En 1939, le généralissime Gamelin est convaincu que les Allemands vont une nouvelle fois choisir de traverser la Belgique pour attaquer la France. Il estime aussi que, la motorisation aidant, Hitler prévoit d’envahir du même coup la Hollande et le Luxembourg. Le 10 janvier 1940, les Belges s’emparent accidentellement du « Plan Jaune » allemand : Hitler veut effectivement envahir la Belgique neutre, mais aussi la Hollande et le Luxembourg. L’État-major français est alerté. Gamelin arrête donc les ultimes dispositions du plan « Dyle-Breda » qui prévoit de faire monter vers le Nord les unités motorisées et mécanisées françaises afin de tendre la main aux Hollandais et aux Belges et opposer ainsi un front défensif homogène à l’envahisseur, loin des frontières françaises.

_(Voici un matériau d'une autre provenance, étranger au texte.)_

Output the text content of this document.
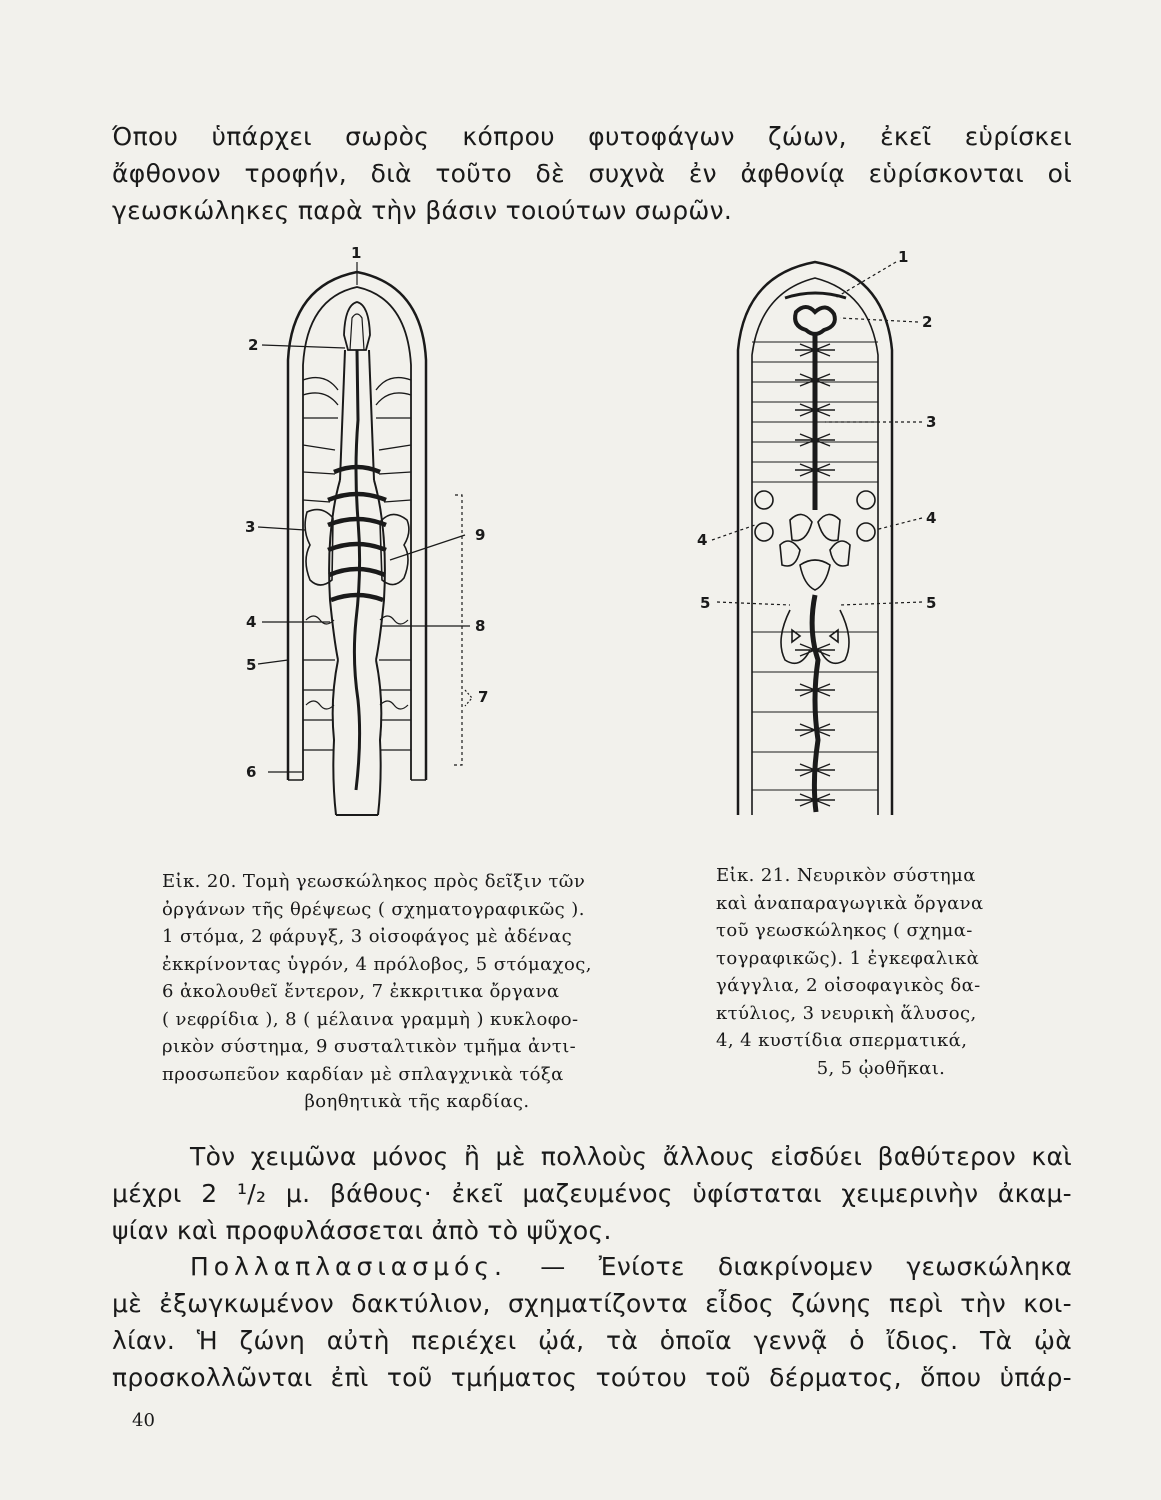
Όπου ὑπάρχει σωρὸς κόπρου φυτοφάγων ζώων, ἐκεῖ εὑρίσκει
ἄφθονον τροφήν, διὰ τοῦτο δὲ συχνὰ ἐν ἀφθονίᾳ εὑρίσκονται οἱ
γεωσκώληκες παρὰ τὴν βάσιν τοιούτων σωρῶν.
1
2
3	9
4	8
5
7
6
1
2
3
4
4
5	5
Εἰκ. 20. Τομὴ γεωσκώληκος πρὸς δεῖξιν τῶν
ὀργάνων τῆς θρέψεως ( σχηματογραφικῶς ).
1 στόμα, 2 φάρυγξ, 3 οἰσοφάγος μὲ ἀδένας
ἐκκρίνοντας ὑγρόν, 4 πρόλοβος, 5 στόμαχος,
6 ἀκολουθεῖ ἔντερον, 7 ἐκκριτικα ὄργανα
( νεφρίδια ), 8 ( μέλαινα γραμμὴ ) κυκλοφο-
ρικὸν σύστημα, 9 συσταλτικὸν τμῆμα ἀντι-
προσωπεῦον καρδίαν μὲ σπλαγχνικὰ τόξα
βοηθητικὰ τῆς καρδίας.
Εἰκ. 21. Νευρικὸν σύστημα
καὶ ἀναπαραγωγικὰ ὄργανα
τοῦ γεωσκώληκος ( σχημα-
τογραφικῶς). 1 ἐγκεφαλικὰ
γάγγλια, 2 οἰσοφαγικὸς δα-
κτύλιος, 3 νευρικὴ ἅλυσος,
4, 4 κυστίδια σπερματικά,
5, 5 ᾠοθῆκαι.
Τὸν χειμῶνα μόνος ἢ μὲ πολλοὺς ἄλλους εἰσδύει βαθύτερον καὶ
μέχρι 2 ¹/₂ μ. βάθους· ἐκεῖ μαζευμένος ὑφίσταται χειμερινὴν ἀκαμ-
ψίαν καὶ προφυλάσσεται ἀπὸ τὸ ψῦχος.
Πολλαπλασιασμός. — Ἐνίοτε διακρίνομεν γεωσκώληκα
μὲ ἐξωγκωμένον δακτύλιον, σχηματίζοντα εἶδος ζώνης περὶ τὴν κοι-
λίαν. Ἡ ζώνη αὐτὴ περιέχει ᾠά, τὰ ὁποῖα γεννᾷ ὁ ἴδιος. Τὰ ᾠὰ
προσκολλῶνται ἐπὶ τοῦ τμήματος τούτου τοῦ δέρματος, ὅπου ὑπάρ-
40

Las pour les Alliés, suite à la capture de son plan d’opérations, le haut commandement de la Wehrmacht adopte un autre plan, concocté par Manstein, et qui a la faveur d’Hitler. Si les trois pays cités vont bien être envahis, l’effort principal portera contre la France, attaquée par surprise sur un point du front non-protégé par la ligne Maginot, tandis que ses armées seront déjà engagées en Belgique pour contenir l’invasion allemande.

Une part importante de l’armée française était engagée en Belgique, pendant que les Allemands perçaient dans les Ardennes.
Photo DR.

Quand vont-ils attaquer ?


Défi pour les SR, déterminer avec précision la date de l’agression ennemie. Le 28 juin 1914 à Sarajevo, un événement imprévisible va servir d’étincelle, libérant l’engrenage fatal des alliances militaires. Dans les semaines qui suivent, et malgré les déclarations de bonnes intentions qui se succèdent dans les chancelleries, chaque capitale européenne sent que la marche à la guerre est inévitable à cause des dispositions prévues par les différents plans d’opérations. Dès la mi-juillet 1914, le SR ne cesse de prévenir le haut commandement que l’armée allemande convoque discrètement ses réservistes, fait revenir ses permissionnaires ou réquisitionne des chevaux, autant de mesures préparatoires à l’ouverture d’un conflit. Le 31 juillet, la déclaration du « Kriegsgefahrzustand » pousse Joffre à demander au ministre de la Guerre la mise en place du dispositif de couverture protégeant la mobilisation. Le SR prévient ensuite Paris de la violation de la frontière belge, signal que Joffre attend pour déclencher les offensives du Plan XVII.

En septembre 1939, rien de tout cela, puisque l’ouverture des hostilités est provoquée par la déclaration de guerre franco-britannique à l’Allemagne, elle-même consécutive à l’agression contre la Pologne. On tombe aussitôt dans un état de guerre larvée à l’Ouest : la « drôle de guerre ». Á l’issue de la campagne de Pologne et après les affrontements en Norvège, l’interrogation majeure est de déterminer le moment où Hitler compte lancer son offensive à l’Ouest. Après une série de fausses alertes, pendant lesquelles les nerfs de l’armée française sont mis à rude épreuve, le SR parvient à indiquer, dans la première semaine de mai 1940, que l’assaut nazi va se produire entre les 10 ou 11 du même mois.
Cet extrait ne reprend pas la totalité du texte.